Es kann hier geschehen?
Uri Avnery, 27.9.08
ES
GIBT Namen, die einfach zu ihrem Besitzer passen. Professor Ze’ev
Sternhells Position hebt sich tatsächlich scharf gegen den dunklen
Himmel ab. Er warnt vor israelischem Faschismus. In dieser Woche
legten israelische Faschisten eine Rohrbombe an den Eingang seiner
Wohnung, und er wurde bei der Explosion leicht verletzt.

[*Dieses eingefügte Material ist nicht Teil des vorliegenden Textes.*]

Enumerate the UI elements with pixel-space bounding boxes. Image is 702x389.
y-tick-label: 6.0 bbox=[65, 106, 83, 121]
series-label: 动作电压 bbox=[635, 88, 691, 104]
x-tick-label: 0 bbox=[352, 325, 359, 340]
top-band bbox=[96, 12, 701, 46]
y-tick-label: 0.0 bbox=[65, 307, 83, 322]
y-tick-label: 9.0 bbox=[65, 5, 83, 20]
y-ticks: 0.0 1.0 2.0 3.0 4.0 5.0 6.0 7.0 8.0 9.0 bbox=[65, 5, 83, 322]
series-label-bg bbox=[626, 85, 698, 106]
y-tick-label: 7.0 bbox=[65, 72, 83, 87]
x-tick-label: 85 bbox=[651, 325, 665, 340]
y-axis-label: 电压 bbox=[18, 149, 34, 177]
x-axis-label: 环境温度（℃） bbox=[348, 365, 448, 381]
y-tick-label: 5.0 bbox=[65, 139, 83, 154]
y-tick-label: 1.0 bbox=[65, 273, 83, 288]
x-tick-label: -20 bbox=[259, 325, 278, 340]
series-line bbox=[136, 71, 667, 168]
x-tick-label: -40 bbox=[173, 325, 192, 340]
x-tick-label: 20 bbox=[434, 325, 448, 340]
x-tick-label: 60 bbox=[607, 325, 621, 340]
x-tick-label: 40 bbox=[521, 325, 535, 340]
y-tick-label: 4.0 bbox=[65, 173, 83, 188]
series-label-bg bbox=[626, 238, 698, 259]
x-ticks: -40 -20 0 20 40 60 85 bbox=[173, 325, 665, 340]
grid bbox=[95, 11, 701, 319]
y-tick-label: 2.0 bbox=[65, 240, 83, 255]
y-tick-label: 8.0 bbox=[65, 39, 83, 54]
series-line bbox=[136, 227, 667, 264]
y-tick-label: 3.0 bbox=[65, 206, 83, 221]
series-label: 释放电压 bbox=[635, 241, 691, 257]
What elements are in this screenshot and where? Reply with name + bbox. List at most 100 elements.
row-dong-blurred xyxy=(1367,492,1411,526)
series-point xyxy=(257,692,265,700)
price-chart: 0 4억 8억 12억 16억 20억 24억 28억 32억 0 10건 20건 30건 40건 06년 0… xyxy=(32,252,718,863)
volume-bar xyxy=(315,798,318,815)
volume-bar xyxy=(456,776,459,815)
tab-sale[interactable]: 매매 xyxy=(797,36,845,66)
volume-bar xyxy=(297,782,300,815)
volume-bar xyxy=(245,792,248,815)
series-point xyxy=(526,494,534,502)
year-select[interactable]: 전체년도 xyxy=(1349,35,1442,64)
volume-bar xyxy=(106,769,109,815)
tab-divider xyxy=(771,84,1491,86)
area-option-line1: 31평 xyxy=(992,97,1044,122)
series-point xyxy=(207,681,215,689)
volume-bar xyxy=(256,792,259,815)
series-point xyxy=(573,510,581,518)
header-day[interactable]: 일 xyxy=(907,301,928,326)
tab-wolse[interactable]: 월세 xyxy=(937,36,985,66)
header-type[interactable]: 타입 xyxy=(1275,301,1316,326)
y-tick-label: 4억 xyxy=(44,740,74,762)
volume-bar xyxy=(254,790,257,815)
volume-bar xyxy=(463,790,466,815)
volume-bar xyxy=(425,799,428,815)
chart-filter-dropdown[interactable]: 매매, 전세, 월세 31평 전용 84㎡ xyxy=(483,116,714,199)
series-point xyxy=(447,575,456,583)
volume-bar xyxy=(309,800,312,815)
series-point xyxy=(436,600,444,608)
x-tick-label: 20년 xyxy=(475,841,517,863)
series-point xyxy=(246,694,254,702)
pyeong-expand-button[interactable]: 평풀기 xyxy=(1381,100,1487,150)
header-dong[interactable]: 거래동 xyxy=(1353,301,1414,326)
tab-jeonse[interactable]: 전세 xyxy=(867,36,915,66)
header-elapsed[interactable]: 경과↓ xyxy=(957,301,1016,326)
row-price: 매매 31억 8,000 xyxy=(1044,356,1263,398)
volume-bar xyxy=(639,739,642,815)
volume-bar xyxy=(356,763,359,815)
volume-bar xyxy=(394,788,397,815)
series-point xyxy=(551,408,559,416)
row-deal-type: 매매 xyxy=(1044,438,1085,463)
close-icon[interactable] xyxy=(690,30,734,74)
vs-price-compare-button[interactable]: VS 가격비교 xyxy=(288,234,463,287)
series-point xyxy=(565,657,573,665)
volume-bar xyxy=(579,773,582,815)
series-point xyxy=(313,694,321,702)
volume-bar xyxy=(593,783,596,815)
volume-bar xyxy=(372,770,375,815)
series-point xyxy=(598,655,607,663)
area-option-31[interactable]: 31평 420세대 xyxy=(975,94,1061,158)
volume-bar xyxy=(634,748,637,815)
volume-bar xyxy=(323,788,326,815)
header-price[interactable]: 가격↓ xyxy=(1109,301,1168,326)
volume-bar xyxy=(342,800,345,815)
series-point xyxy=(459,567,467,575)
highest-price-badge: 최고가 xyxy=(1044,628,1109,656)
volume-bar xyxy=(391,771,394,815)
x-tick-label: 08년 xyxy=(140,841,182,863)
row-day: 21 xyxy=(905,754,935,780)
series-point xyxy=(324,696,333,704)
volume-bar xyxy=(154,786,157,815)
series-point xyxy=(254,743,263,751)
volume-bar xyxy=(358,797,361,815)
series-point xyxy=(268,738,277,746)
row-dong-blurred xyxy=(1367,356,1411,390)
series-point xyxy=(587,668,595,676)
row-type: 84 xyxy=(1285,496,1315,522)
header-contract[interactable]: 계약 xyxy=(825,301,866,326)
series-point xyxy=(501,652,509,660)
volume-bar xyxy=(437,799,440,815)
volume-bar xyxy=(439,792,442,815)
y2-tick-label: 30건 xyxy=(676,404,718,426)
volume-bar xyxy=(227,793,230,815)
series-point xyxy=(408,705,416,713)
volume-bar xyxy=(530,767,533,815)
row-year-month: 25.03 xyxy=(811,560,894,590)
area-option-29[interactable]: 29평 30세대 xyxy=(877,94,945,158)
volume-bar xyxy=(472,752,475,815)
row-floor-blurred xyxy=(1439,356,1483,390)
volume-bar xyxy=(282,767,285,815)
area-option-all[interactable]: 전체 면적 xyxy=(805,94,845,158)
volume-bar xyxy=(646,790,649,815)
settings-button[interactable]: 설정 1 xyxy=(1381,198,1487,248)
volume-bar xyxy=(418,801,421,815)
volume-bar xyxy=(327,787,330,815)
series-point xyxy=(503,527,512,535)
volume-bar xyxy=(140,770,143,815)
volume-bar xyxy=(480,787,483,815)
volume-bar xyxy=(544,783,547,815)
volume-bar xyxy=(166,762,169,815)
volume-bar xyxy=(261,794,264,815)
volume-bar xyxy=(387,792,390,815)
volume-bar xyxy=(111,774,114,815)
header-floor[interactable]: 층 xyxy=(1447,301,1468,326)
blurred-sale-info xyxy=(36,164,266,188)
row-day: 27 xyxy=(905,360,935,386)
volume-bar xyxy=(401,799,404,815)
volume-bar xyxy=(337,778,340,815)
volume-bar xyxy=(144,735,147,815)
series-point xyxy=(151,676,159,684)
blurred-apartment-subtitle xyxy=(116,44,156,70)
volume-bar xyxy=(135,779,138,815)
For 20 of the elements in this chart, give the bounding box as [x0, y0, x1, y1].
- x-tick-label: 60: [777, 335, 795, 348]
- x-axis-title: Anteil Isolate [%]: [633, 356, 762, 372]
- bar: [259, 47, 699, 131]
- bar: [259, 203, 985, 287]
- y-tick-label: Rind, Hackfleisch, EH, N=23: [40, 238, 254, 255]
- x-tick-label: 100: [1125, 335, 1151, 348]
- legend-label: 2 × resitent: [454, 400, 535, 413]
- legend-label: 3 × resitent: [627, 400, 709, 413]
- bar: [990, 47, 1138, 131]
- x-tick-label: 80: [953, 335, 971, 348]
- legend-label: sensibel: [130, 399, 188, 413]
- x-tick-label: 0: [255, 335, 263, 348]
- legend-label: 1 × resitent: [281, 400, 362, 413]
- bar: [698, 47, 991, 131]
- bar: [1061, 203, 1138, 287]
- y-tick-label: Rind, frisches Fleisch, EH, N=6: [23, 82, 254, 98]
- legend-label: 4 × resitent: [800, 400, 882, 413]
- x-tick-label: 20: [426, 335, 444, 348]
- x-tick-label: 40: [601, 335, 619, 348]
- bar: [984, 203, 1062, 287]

Die Wahl des Opfers scheint zunächst überraschend. Aber die Täter
wussten, was sie taten.
Sie griffen nicht die Aktivisten an, die jede Woche gegen die
Trennungsmauer in Bil’in und Na’alin demonstrieren. Sie griffen
nicht die Linken an, die jedes Jahr – auch dieses Jahr – die Hilfe
für die Palästinenser bei der Olivenernte in der Nähe der
gefährlichsten Siedlungen organisieren. Sie griffen nicht „die
Frauen in Schwarz“ an, die jeden Freitag gegen die Besatzung
demonstrieren oder die Frauen von Machsom Watch, die an den
Checkpoints ein aufmerksames Auge auf das, was dort durch das
Militär geschieht, werfen. Sie griffen eine Person an, deren ganze
Aktivität auf akademischem Feld liegt.
Die Kämpfe der Aktivisten vor Ort sind wichtig. Aber ihr Hauptzweck
ist der Einfluss auf die öffentliche Meinung. Dies ist das
Hauptschlachtfeld, und dort hat der Wissenschaftler eine wichtige
Rolle zu spielen.
Auf diesem Schlachtfeld stehen sich zwei Visionen gegenüber, zwei
Visionen, die so weit von einander entfernt liegen wie der Westen
vom Osten. Auf der einen Seite das fortschrittliche Israel, modern,
säkular, liberal und demokratisch, das in Frieden und in
Partnerschaft mit Palästina lebt und ein integraler Teil der Region
ist. Auf der andern Seite: ein fanatisches Israel, religiös,
faschistisch, abgeschnitten von der Region und der zivilisierten
Welt, ein Volk, das „abgesondert wohnt und sich nicht zu den Völkern
rechnet“ (4. Mose 23,9) und „wo das Schwert ohne Ende fressen soll?“
(2. Samuel 2,26)
Ze’ev Sternhell ist einer der herausragenden Vertreter der
fortschrittlichen Vision. Seine Positionen sind klar wie die Sterne,
entschlossen und scharfsinnig. Kein überraschendes Ziel für die
Neo-Nazi- Rohrbombenleger.
DAS FELD von Sternhells akademischer Forschung sind die Ursprünge
des Faschismus, ein Thema, das auch mich mein ganzes Leben lang
beschäftigt hat. Die Gründe unseres Interesses sind ähnlich: der
Nazismus hat unserer Kindheit und unserm Schicksal einen
unauslöschlichen Stempel aufgedrückt. Als Kind war ich Zeuge, wie
der Aufstieg des Nazismus in Deutschland hoch kam. Als Kind erlebte
Sternhell dies in Polen, als er – nach dem Tod seines Vaters –
seine Mutter und die Schwester im Holocaust verlor.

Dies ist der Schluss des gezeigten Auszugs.